El hermano Pedro Manuel cae exhausto sobre la arena de la playa. Su corazón ha dejado de latir. La escondida vida en la muerte se abre camino hacia la eternidad.
Una tarde de sol, unas horas de luz, un tiempo de descanso, se convierten en tragedia. ¿En tragedia, realmente? Uno a uno. Los siete niños que la ola arrastró mar adentro, fueron rescatados por Pedro Manuel. No conozco nada de la vida de este miembro de la Familia Eclesial Hogar de Nazaret, consagrado al cuidado y la atención de niños desamparados. De Chiclana de la Frontera hasta Quinindé, Ecuador. Y desde allí, a la casa del Padre.
"El hermano Pedro Manuel, a pesar del respeto que solía tener al mar, no dudó en lanzarse al agua diciendo: "tengo que salvar a mis niños" y los fue sacando uno a uno". Una noticia que resiste apenas el paso de unos días en los medios de comunicación, antes de caer completamente en el olvido. Solo en la Escuela-Colegio Sagrada Familia de Nazaret, en un rincón de Ecuador, y en los hogares de sus parientes y amigos de Chiclana de la Frontera, se recordará siempre.
¿Se agota en ese pequeño círculo geográfico la importancia de la noticia? Sin duda; No.
Dar la propia vida por salvar la de siete niños que se perderían para siempre en el océano es una noticia que abre las puertas a la esperanza, a una nueva civilización del amor, y cierra las puertas a cualquier civilización "de la muerte". Es una de esas noticias que nos recuerdan a todos los cristianos que Cristo está vivo en nosotros, entre nosotros, y que hemos de despertarlo para verlo calmar las tormentas.
En el mensaje de Cuaresma, Benedicto XVI invita a todos los católicos a preocuparse de los demás, con las palabras de la carta a los Hebreos: "Estemos pendientes los unos de los otros para estimularnos a la caridad y a las buenas obras" (10, 24).
Pedro Manuel estuvo pendiente de la misión recibida: cuidar de aquellas criaturas encomendadas a su custodia; y en el cumplimiento de esa tarea ofreció su vida; realizó su gran obra de caridad, que estimulará para siempre la caridad en el espíritu de los niños salvados y de todos nosotros.
Pedro Manuel no midió sus fuerzas; no pensó en sí mismo; y sólo cuando dejó a salvo al último pequeño sobre la arena, se dio cuenta de que sus fuerzas habían llegado al final. Y, sin duda, al verse morir, al verse arrebatado por el amor de Dios, se habrá alegrado en lo más hondo de su alma: ha dado su vida por los demás, por sus amigos, con Cristo.
Y lo ha hecho gratuitamente; como el buen samaritano, que además paga de su bolsillo al dueño de la posada para que cuide al enfermo.
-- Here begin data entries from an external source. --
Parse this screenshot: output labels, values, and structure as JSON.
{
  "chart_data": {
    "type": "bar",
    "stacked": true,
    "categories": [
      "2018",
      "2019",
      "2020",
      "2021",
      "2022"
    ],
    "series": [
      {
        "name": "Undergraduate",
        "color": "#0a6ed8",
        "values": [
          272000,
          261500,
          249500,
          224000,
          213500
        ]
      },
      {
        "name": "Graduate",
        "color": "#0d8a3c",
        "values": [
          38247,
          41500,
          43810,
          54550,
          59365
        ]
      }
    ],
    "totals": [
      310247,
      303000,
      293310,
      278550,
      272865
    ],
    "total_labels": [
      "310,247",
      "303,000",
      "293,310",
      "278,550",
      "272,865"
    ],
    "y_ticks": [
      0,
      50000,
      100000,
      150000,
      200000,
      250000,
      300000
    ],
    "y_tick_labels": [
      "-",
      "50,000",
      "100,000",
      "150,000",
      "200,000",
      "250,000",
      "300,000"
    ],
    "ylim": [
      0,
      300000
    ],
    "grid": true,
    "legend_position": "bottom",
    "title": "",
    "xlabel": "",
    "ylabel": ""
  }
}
La ola del mar asaltó a los niños, y los dejó en trance de muerte. Pedro Manuel arrancó de las manos de la muerte a sus víctimas, y las dejó al cuidado del Hogar de Nazaret.
No pocas personas en la sociedad actual prefieren olvidarse enseguida de estos signos de amor, de generosidad, de fe, de esperanza. Les cuesta aceptar esta grandeza de corazón, la capacidad de amar que puede esconderse en el corazón de un hombre. En definitiva, el miedo que a veces inunda el alma de tantos seres humanos es sencillamente un miedo a amar, a comprometerse con la persona, con las personas amadas, a jugarse la vida a un amor que dura eternamente.
Me vienen a la cabeza estos versos de Quevedo:
Basta ver una vez grande hermosura;
que, una vez vista, eternamente enciende,
y en el alma impresa eternamente dura.
Llama que a la inmortal vida trasciende,
ni teme con el cuerpo sepultura,
ni el tiempo la marchita, ni la ofende.
Pedro Manuel vio esa "grande hermosura"; y la "llama inmortal" que ha tascendido su vida, ni muere en el sepulcro, ni se marchita en el tiempo. Vive ya en la eternidad, en Dios.